We are supposed to integrate $z^2$ in the complex plane along an arc from $1$ to $i$ two ways, by parameterizing along an arc and by antiderivative.
This should be a straightforward question and I have done it before but somehow this time it is being obnoxious. Double-checked and worked out every trivial detail. Hopefully this is just a stupid error but I have obviously missed something. Help before I tear my hair out please.

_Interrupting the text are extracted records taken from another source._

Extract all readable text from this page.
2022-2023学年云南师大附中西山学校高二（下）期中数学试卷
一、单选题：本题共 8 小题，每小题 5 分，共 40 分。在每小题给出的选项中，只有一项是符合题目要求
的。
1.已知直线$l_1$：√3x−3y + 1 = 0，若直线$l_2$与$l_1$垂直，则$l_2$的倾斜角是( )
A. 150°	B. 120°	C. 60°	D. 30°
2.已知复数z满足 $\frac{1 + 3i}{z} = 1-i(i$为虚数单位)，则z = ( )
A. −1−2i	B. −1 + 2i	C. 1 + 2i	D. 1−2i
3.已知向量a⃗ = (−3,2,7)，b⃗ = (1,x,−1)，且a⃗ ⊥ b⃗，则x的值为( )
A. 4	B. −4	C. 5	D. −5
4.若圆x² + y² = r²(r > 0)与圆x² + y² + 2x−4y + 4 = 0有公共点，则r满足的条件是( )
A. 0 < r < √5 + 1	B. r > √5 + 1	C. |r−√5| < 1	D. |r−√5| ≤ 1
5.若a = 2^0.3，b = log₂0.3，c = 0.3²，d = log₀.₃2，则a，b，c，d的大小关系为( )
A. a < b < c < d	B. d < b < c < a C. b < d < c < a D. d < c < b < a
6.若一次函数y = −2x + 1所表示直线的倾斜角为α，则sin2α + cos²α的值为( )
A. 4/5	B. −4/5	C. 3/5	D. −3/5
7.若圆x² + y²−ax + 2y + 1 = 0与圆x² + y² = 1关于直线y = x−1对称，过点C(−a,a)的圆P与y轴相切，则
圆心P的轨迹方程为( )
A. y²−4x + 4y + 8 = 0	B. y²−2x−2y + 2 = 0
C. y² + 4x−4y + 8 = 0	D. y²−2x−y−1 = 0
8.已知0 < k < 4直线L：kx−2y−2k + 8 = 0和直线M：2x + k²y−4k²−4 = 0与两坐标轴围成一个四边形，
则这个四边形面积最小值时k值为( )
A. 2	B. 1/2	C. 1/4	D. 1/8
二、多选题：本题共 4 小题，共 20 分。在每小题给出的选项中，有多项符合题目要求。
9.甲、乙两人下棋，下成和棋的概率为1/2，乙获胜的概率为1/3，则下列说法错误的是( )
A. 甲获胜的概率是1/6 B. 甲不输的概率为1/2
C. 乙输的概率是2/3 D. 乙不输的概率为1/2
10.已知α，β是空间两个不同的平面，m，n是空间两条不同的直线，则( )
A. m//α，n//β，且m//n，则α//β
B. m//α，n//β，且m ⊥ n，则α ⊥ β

By antiderivative, $$\int_{z=1}^i z^2 dz = \frac{z^3}{3}]_1^i = \frac{i^3}{3}- \frac{1^3}{3} = \frac{-1}{3} - \frac{i}{3}$$
Parameterizing, let $z = x+iy = (1-t) + it $ for $0 \leq t \leq 1$
When$ \ t = 0, z = 1$ and when $ \ t = 1, z = i$ as required.
$z^2 = ((1-t) + it)^2 = 1 - 2t + t^2 +2(1-t)(it) +(it)^2$
$= 1 - 2t + t^2 - t^2 +i(2t - 2t^2) = (1 - 2t) +i(2t - 2t^2) $
$$\int_{z=1}^i z^2 dz = \int_{t=0}^1[(1 - 2t) +i(2t - 2t^2)]dt$$
$$= \int_{t=0}^1(1 - 2t) dt + i\int_{t=0}^1 (2t - 2t^2)]dt$$
$$=(t -2t^2/2)]_0^1 + i(2t^2/2 - 2t^3/3)]_0^1$$
$$= (t -t^2)]_0^1 + i(t^2 - 2t^3/3)]_0^1$$
$$= 1 - 1^2 - 0 + 0^2 +i(1^2 - 2(1^3)/3 - 0^2 + 0^3)$$
$$= 0 - i(1/3) = 0 + i/3$$
So, why can't I make them match?
You forgot that $dz = (-1 + i)dt$. Also you have a sign error somewhere in your second integral; it should have come out to $i/3$.